[ 切换到中文]
This article is machine translated
Port forwarding is a feature of the SSH protocol. It allows you to specify a port on one host and use an SSH connection as a proxy to forward the network connection on that port to a port on another host.
Port forwarding is typically used for two purposes:
- Port forwarding is more secure in the network because the transmission takes place through the SSH encrypted channel.
- The internal service port (blocked by the firewall) can be opened to users through the SSH channel.
OnTheSSH offers a graphical interface for port forwarding, which is simple to use and less prone to errors. Let’s first look at an example of a simple scenario:
Simple scene
Click on a remote host (this is Ubuntu) in the left sidebar with the mouse, and then click the “Port Forwarding” button on the right (the icon looks like a firewall).

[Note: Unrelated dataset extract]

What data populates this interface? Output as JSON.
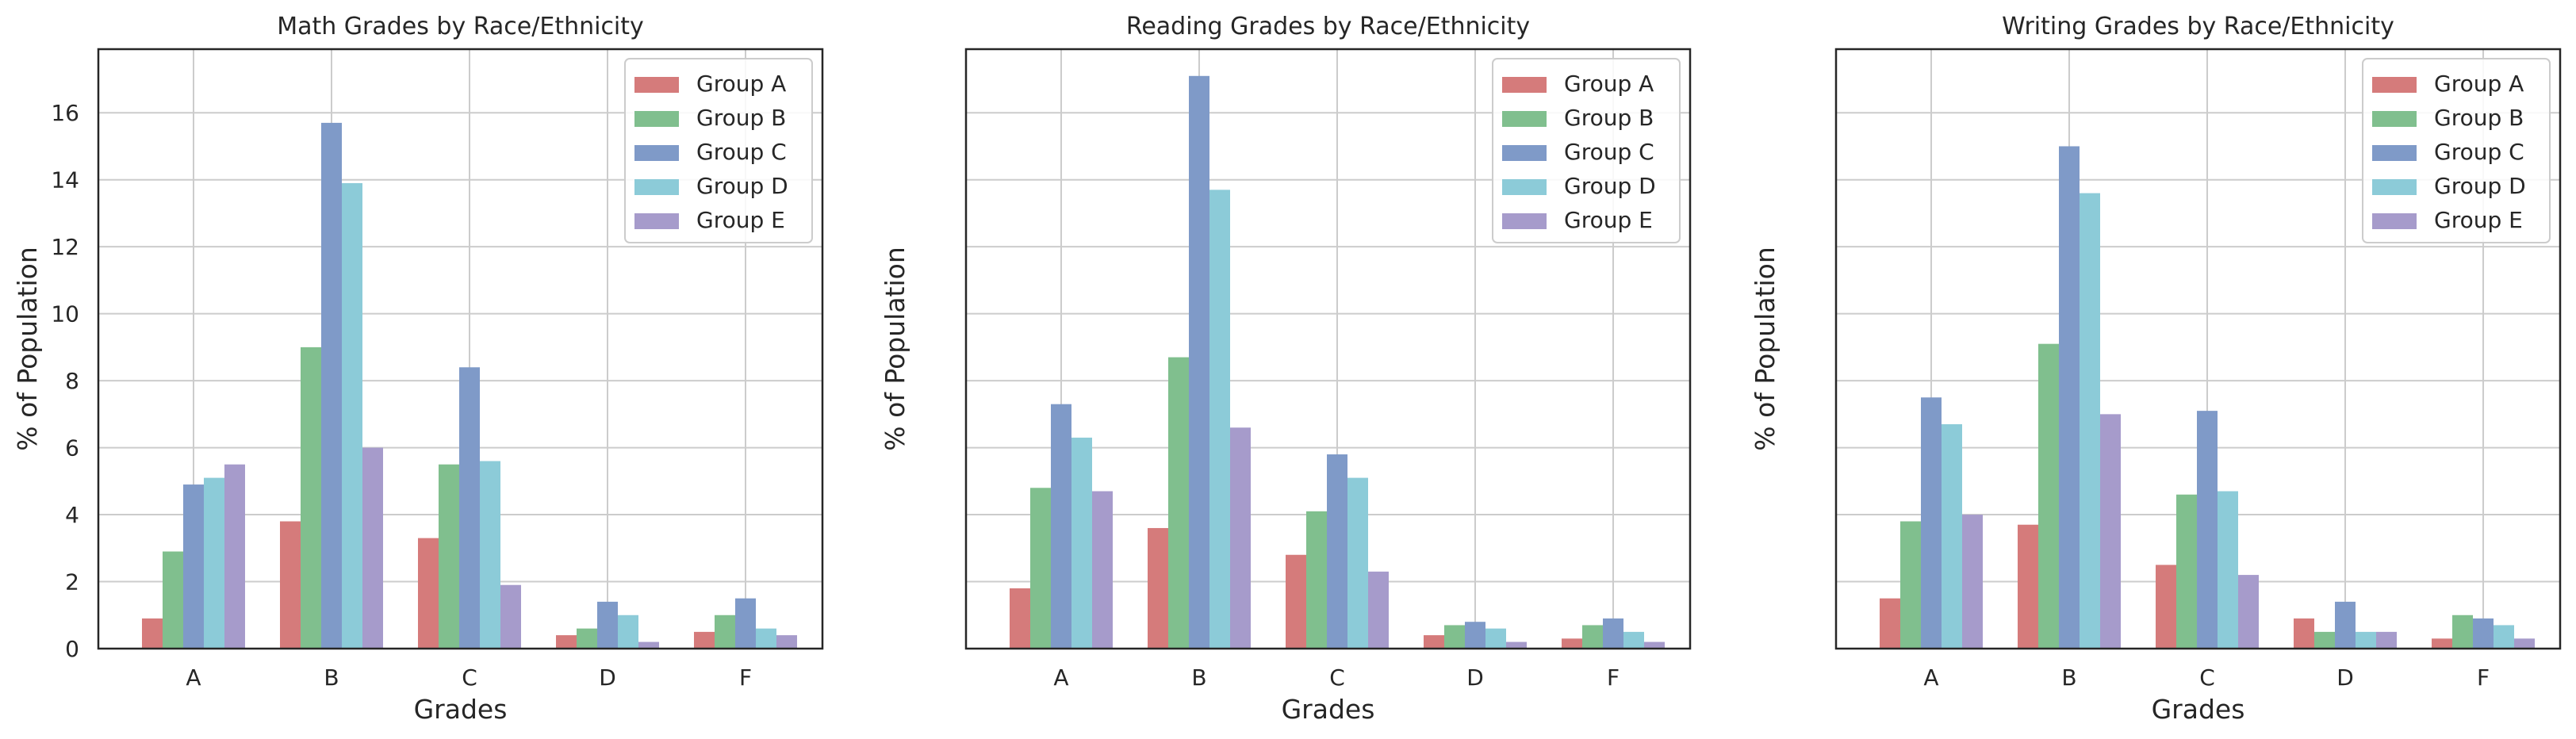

A dialog box will pop up as shown in the above picture. The local TCP listens on port 80, and the remote forwarding address is 127.0.0.1 on port 80. Clicking OK will create an SSH channel that forwards local port 80 to remote port 80, as shown in the following figure:
Here, it shows that a port forwarding channel has been created. The status “running” indicates that the channel is running (port forwarding has been created successfully), and the number of connections 0 indicates that there are no socket connections in use yet.
This example is a typical usage scenario where typing http://localhost:80 in the localhost browser will access the http service content at the remote end.
Complex scenes
Port forwarding can also create more complex scenarios. Note that in this example, the port to be forwarded is not on the remote host of the SSH channel.
The SSH channel is established between the local 192.168.0.1 and the remote 10.2.0.1, but the Mysql service to be accessed is on the remote 10.2.0.2. Originally, the Mysql service was inaccessible on the 192 network segment. There might be a firewall blocking the connection between the two network segments. However, through port forwarding, the 3306 port of the Mysql service can be mapped to the 3307 port of the local host 192.168.0.1, allowing the Mysql service to be accessed locally.
Pay attention to the setting of the remote forwarding address. It is the address for accessing the Mysql host from the 10.2.0.1 host. In the previous simple scenario, the forwarding address was configured as 127.0.0.1, which was also configured from the perspective of the remote host of the SSH channel. 127.0.0.1 is itself.